Mas é curioso eu falar disso sem mencionar o visual, os cuidados plásticos, que são a principal característica dos filmes de Bava, desde sua estreia solo, com A MALDIÇÃO DO DEMÔNIO (1960). Não vi na cópia em BluRay, lançada lá fora apenas neste ano pela Arrow (com comentários em áudio de Tim Lucas!), mas na cópia em DVD presente no box Obras-Primas do Terror 4. Já é possível ver que aqui não há um visual tão deslumbrante quanto em outros trabalhos do mestre. O que não quer dizer que não tenha uma fotografia muito interessante, com os efeitos visuais que ajudam a nos colocar dentro do inferno mental da protagonista, especialmente quando ela sonha ou parece estar em um estado de confusão mental provocada por alucinações.
No que se refere ao que poderíamos chamar de uma evolução do cinema de Bava, houve também uma busca dos produtores de SCHOCK de aproveitar o sucesso dos filmes de Dario Argento e trazer uma banda de rock progressivo para fazer a trilha sonora. A banda Libra causa uma boa impressão e ajuda a trazer empolgação para as cenas mais movimentadas.
Enfim, não deixa de ser uma alegria que, mesmo passados vários anos da morte do autor, em 1980, esse processo de descoberta de Bava pelas novas gerações continue aumentando, principalmente a partir da maior acessibilidade que a internet trouxe.
+ DOIS FILMES
DUAS MULHERES (La Ciociara)
Belo e tocante melodrama do grande Vittorio De Sica. Talvez, junto com LADRÕES DE BICICLETA (1948), seja seu filme mais popular, tendo conquistado até o Oscar de atriz para Sophia Loren, que já havia ganhado o prêmio de atriz em Cannes). Ela de fato está deslumbrante e entrega uma interpretação comovente. O fato de DUAS MULHERES (1960) se passar durante a Segunda Guerra na Itália, quando tudo era muito difícil e o país estava devastado, acentua a carga dramática. Na trama, Loren é uma viúva que deixa Roma com sua filha adolescente e vai para o campo, a fim de evitar os bombardeios. O filme se detém bastante no relacionamento que elas têm com os camponeses, principalmente com o personagem de Jean-Paul Belmondo, que faz um intelectual antifascista. Achei a cena mais dramática do filme mais tensa e incômoda do que esperava e o final é muito bonito. Melancolicamente bonito.
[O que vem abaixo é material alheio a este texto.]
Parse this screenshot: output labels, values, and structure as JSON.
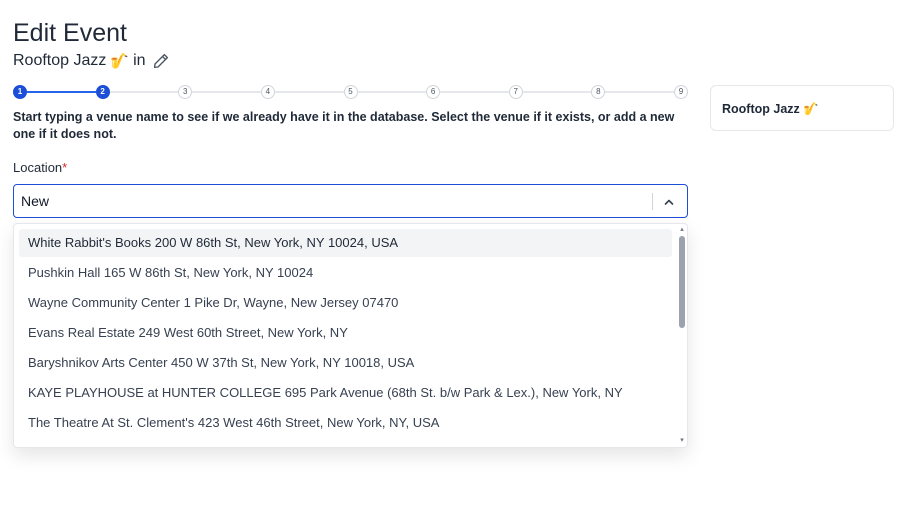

NEGÓCIO À ITALIANA (Il Boom)
Tem sido uma maravilha poder conhecer melhor a obra de De Sica, que vai muito além de LADRÕES DE BICICLETA e UMBERTO D. (1952). Em NEGÓCIO À ITALIANA (1963), tive contato com uma excelente comédia social que apresenta uma Itália bem diferente do momento imediatamente pós-Segunda Guerra, tão explorado nos melodramas do cineasta. Dado o drama do personagem, o registro poderia ser dramático, mas me pareceu muito acertado ter optado pelo cômico. Alberto Sordi faz o papel de um sujeito brincalhão, casado com uma mulher linda e que frequenta os ambientes da alta sociedade romana. O problema é que ele está gastando mais do que devia e está completamente arruinado, e sem ninguém que o ajude. Melhor não contar mais para não estragar as surpresas. Grande cena (entre tantas): a festa que o protagonista dá para seus amigos burgueses.